Bishop Melczek, who has lived in the Miller community since he was assigned to Gary in 1992, said he was impressed by the welcoming spirit of the parish.
“It’s a wonderful spirit among the people,” he said. “We’re a very, very diverse parish, but we are of one heart and one mind.”
Bishop Melczek said he was surprised when he was knocking on doors and ran into Carole Barnes, who once worked in the diocesan center but left when she moved out of state. She had not been going to any church once she returned, until the retired bishop turned up on her doorstep. She started attending Mass and parish meetings, and ended up the chairman of the food pantry, which has many volunteers and clients who are not Catholic.
“It’s really had great support from the whole community,” Barnes said. The parish also gets a lot of participation at its community events from neighboring faith communities and, in return, supports their events as well.
“I attribute our success not just to the church, but to the whole community,” Werhowatz-Neiman said. She added that the parish remains small enough that newcomers are noticed and welcomed.
Another person who attended the March 2015 meeting was Therese Carey, who identified herself as a “lapsed Catholic” when Bishop Hying asked speakers to say whether they were parishioners. She had been invited to the parish many times by the choir director, Jack Denges, but never went, until he told her about the meeting.
She talked to Bishop Hying about how important institutions like St. Mary of the Lake are to the Miller community. Then she went to Mass the following Sunday, sat in the choir loft, and was shocked at how small both the choir and the congregation were.
“I don’t know if I’ve missed a Sunday since then,” said Carey, who now is president of the parish council and is working on the Sacred Places project with Indiana Landmarks, a nonprofit that is helping congregations find ways to be better stewards of historically significant places of worship. Carey said while she hasn’t taken leadership of any of the many events that have become staples at St. Mary of the Lake, she instead shows up and does what’s needed.

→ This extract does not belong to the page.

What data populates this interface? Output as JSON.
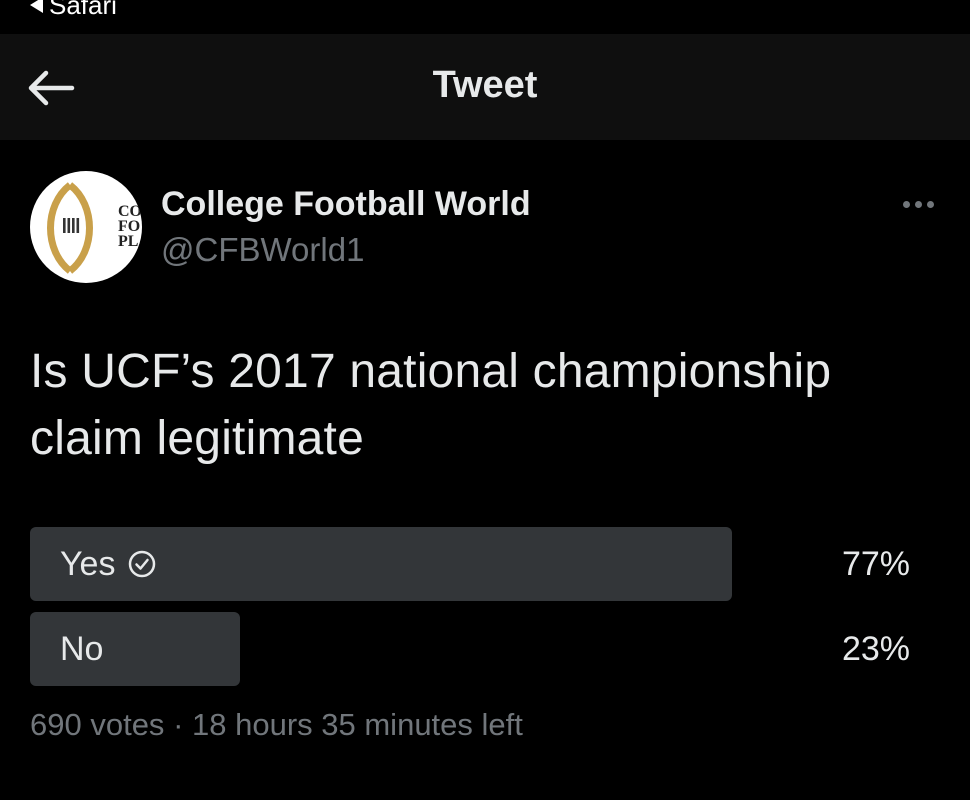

“If people needed photos taken, I took photos. If someone needed to run the silent auction, I ran the silent auction. If someone needed to count money after an event, I counted money,” she said.

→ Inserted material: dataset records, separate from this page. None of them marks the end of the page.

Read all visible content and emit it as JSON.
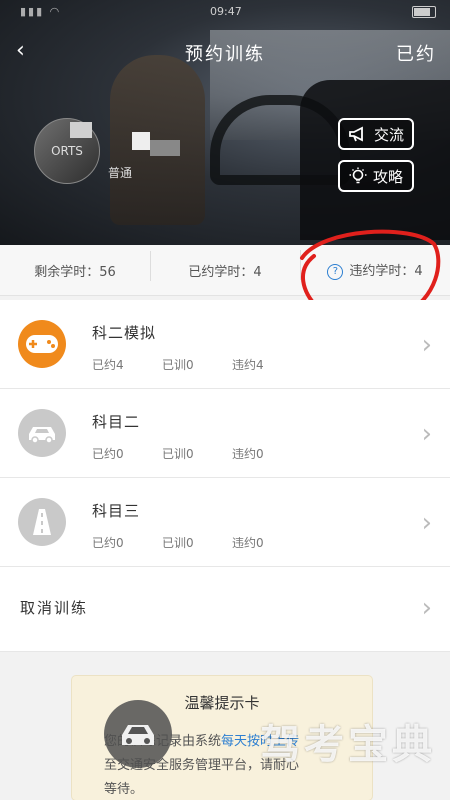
{
  "status_bar": {
    "time": "09:47"
  },
  "nav": {
    "back_label": "‹",
    "title": "预约训练",
    "right_label": "已约"
  },
  "profile": {
    "avatar_text": "ORTS",
    "username": "普通"
  },
  "hero_buttons": {
    "chat_label": "交流",
    "guide_label": "攻略"
  },
  "stats": {
    "remaining_label": "剩余学时：56",
    "booked_label": "已约学时：4",
    "violation_label": "违约学时：4"
  },
  "rows": [
    {
      "name": "科二模拟",
      "booked": "已约4",
      "trained": "已训0",
      "violated": "违约4",
      "icon": "gamepad-icon",
      "active": true
    },
    {
      "name": "科目二",
      "booked": "已约0",
      "trained": "已训0",
      "violated": "违约0",
      "icon": "car-icon",
      "active": false
    },
    {
      "name": "科目三",
      "booked": "已约0",
      "trained": "已训0",
      "violated": "违约0",
      "icon": "road-icon",
      "active": false
    }
  ],
  "cancel": {
    "label": "取消训练"
  },
  "tip_card": {
    "title": "温馨提示卡",
    "line1_a": "您的训练记录由系统",
    "line1_b": "每天按时上传",
    "line2": "至交通安全服务管理平台，请耐心",
    "line3": "等待。"
  },
  "watermark": "驾考宝典",
  "colors": {
    "accent": "#f08a1c",
    "link": "#2d7fd1",
    "annotation": "#e0201c"
  }
}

She worked on the diocesan planning process to set priorities going forward. One of her biggest concerns, she said, is developing more and deeper leadership so the people who jumped in to save the parish don’t get burned out.

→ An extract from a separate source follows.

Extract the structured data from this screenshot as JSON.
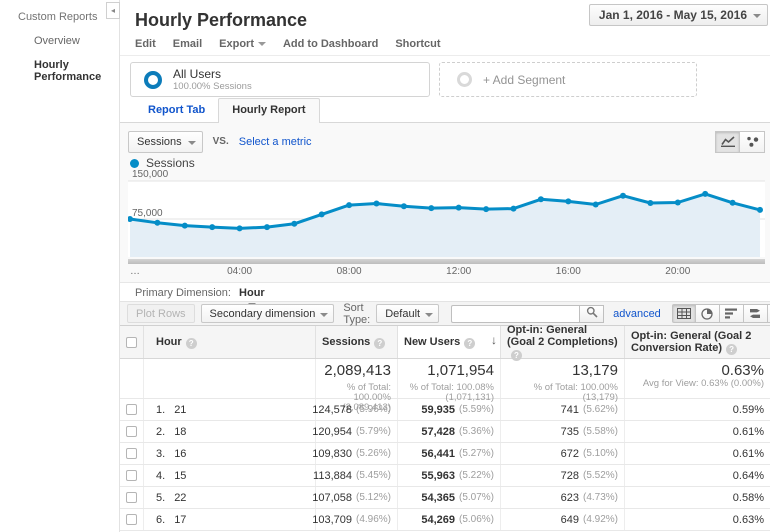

Another challenge is keeping everyone focused on moving forward instead of thinking the job is done, Carey said.
“That’s going to be the hard part,” she said. The plans the parish is making maintain a clear view of what is happening and what still needs to be done. That’s something that might have gotten away from the parish a few years ago.
“We really had become stagnant,” said Werhowatz-Neiman, who not only celebrated her marriage at St. Mary of the Lake in 2015 but later had her first child baptized there. “Maybe we didn’t see it then, but looking back, we had to change what we were doing. We had to find a way to rejuvenate.”
Michelle Martin writes from Illinois.